Il soutient qu’en cas de pluralité d’infirmités indépendantes les unes des autres, le taux global d’invalidité est obtenu en additionnant les différents taux d’invalidité, et que le taux d’invalidité retenu par le docteur [R] est de 40%, tandis celui déterminé par le docteur [F] est de 31% soit un déficit fonctionnel permanent global de 71%.
Il en conclut qu’il est dû au titre de la rente invalidité
— jusqu’à décembre 2021 : 2.100 euros x 12 mois x 13 années = 327.600 euros
— jusqu’à décembre 2027 : 2.100 euros x 12 mois x 7 années = 176.400 euros
Soit un total de 504.000 euros.
Il s’oppose également à l’exclusion de la garantie des troubles somatoformes qui lui est opposée par l’assureur en faisant observer que A2M en affirmant que l’exclusion s’applique “à toutes les affections, y compris si des troubles somatoformes découlent d’une pathologie organique ou fonctionnelle initialement, peu importe qu’elle soit d’origine accidentelle ou non” ajoute au contrat puisque cette phrase ne s’y trouve pas.

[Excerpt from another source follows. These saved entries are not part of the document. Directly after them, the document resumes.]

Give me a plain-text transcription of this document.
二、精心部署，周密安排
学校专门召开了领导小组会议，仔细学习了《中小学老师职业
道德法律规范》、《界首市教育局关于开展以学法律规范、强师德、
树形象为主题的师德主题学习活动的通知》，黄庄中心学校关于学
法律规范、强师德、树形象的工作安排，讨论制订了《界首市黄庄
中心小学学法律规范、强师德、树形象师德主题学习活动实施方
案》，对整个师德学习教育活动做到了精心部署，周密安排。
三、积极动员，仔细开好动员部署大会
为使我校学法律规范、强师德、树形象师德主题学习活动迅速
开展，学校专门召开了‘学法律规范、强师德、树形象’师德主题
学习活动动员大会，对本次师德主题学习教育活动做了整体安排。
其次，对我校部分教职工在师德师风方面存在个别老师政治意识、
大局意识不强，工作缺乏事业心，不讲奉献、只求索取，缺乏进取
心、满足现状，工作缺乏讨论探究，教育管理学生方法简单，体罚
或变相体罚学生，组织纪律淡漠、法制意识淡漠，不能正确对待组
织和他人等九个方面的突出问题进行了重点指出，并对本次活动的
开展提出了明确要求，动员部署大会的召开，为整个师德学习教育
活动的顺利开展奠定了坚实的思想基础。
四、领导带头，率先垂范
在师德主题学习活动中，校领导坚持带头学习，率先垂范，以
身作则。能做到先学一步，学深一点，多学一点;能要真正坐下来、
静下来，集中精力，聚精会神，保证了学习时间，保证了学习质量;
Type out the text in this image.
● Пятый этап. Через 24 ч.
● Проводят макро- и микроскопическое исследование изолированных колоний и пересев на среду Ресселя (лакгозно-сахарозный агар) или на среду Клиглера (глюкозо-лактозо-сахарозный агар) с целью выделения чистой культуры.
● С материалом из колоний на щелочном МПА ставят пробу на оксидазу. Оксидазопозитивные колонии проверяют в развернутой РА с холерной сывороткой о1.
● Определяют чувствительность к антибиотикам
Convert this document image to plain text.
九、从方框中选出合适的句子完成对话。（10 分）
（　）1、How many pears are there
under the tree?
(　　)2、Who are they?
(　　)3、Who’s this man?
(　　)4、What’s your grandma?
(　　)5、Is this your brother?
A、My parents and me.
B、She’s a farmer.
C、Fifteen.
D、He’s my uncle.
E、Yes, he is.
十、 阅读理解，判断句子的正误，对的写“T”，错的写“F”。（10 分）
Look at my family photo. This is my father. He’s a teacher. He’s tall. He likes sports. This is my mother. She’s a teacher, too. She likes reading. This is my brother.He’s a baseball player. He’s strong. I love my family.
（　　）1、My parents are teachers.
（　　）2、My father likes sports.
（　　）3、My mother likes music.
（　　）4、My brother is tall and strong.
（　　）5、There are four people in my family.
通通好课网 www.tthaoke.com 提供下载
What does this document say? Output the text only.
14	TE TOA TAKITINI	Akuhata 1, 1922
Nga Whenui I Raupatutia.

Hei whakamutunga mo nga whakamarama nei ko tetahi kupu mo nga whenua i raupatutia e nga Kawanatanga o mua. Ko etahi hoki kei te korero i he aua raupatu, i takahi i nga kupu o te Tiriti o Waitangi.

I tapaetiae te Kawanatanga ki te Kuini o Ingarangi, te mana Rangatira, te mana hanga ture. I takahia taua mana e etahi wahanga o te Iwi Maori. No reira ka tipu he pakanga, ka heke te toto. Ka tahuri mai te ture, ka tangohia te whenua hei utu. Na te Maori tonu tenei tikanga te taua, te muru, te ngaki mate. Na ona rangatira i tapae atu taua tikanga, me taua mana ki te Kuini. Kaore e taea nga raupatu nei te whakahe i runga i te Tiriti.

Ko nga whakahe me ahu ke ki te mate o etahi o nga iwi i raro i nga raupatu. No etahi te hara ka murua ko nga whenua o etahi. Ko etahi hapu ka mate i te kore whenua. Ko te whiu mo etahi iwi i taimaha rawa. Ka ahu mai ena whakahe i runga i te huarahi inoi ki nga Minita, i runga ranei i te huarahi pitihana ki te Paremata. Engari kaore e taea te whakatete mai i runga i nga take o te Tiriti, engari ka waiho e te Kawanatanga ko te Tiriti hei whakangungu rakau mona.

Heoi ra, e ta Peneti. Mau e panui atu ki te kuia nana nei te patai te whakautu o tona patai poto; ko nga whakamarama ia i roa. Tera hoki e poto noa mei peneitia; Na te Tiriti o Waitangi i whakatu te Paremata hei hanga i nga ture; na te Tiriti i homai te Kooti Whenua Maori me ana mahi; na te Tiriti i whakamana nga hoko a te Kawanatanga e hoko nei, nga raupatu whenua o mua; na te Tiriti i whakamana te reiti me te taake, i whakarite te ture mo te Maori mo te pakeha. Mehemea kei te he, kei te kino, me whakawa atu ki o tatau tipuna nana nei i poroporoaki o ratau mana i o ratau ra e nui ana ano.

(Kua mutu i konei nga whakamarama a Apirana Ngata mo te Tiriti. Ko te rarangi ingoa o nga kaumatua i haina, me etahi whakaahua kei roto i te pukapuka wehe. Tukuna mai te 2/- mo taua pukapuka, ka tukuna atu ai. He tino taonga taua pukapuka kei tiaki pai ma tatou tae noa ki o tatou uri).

Il relève que ses séquelles psychologiques ne sont pas apparues seules, ce qui les aurait exclues du champ du contrat, mais que ce sont des séquelles post-traumatiques dues à l’accident et aux affections découvertes au décours de l’accident, et qui, dès lors, ne doivent pas être exclues.
Il conteste avoir indiqué qu’il aurait subi des problèmes psychologiques importants de même qu’il conteste avoir refusé des propositions d’expertises amiables contradictoires.
Selon ses dernières conclusions notifiées par voie électronique le 17 mars 2023, A2M demande au tribunal de :
A titre principal,
— Dire la MACIF-MUTUALITE aux droits de laquelle vient APIVIA MACIF MUTUELLE (A2M), hors de cause ;
— Condamner Monsieur [J] en tous les dépens ;
A titre subsidiaire,
— Lui donner acte de ce qu’elle accepte de verser :
— au titre de la rente invalidité une somme de 55.247,06 euros ;
— au titre des indemnités journalières du 1er mai 2012 au 3 décembre 2022 : 14.938,28 euros ;
— Rejeter toutes autres demandes.
A l’appui A2M fait essentiellement valoir les moyens suivants :
A titre liminaire, elle conteste le raisonnement de l’expert judiciaire concernant le taux de déficit fonctionnel permanent, dans la mesure où il est contraire aux clauses du contrat puisque les troubles somatoformes sont exclus du champ contractuel peu important qu’ils découlent directement ou indirectement de l’accident.
Elle s’oppose à l’interprétation selon laquelle l’exclusion ne viserait que les pathologies d’origine naturelle et non accidentelle, et affirme que les troubles somatoformes sont exclus du contrat, quelle qu’en soit l’origine.
Elle estime, en conséquence, qu’il ne peut être retenu qu’un taux de déficit fonctionnel permanent de 39% en application de la règle des capacités restantes dite “règle de Balthazar”, ce qui permet cependant le versement des indemnités correspondant à la rente d’invalidité.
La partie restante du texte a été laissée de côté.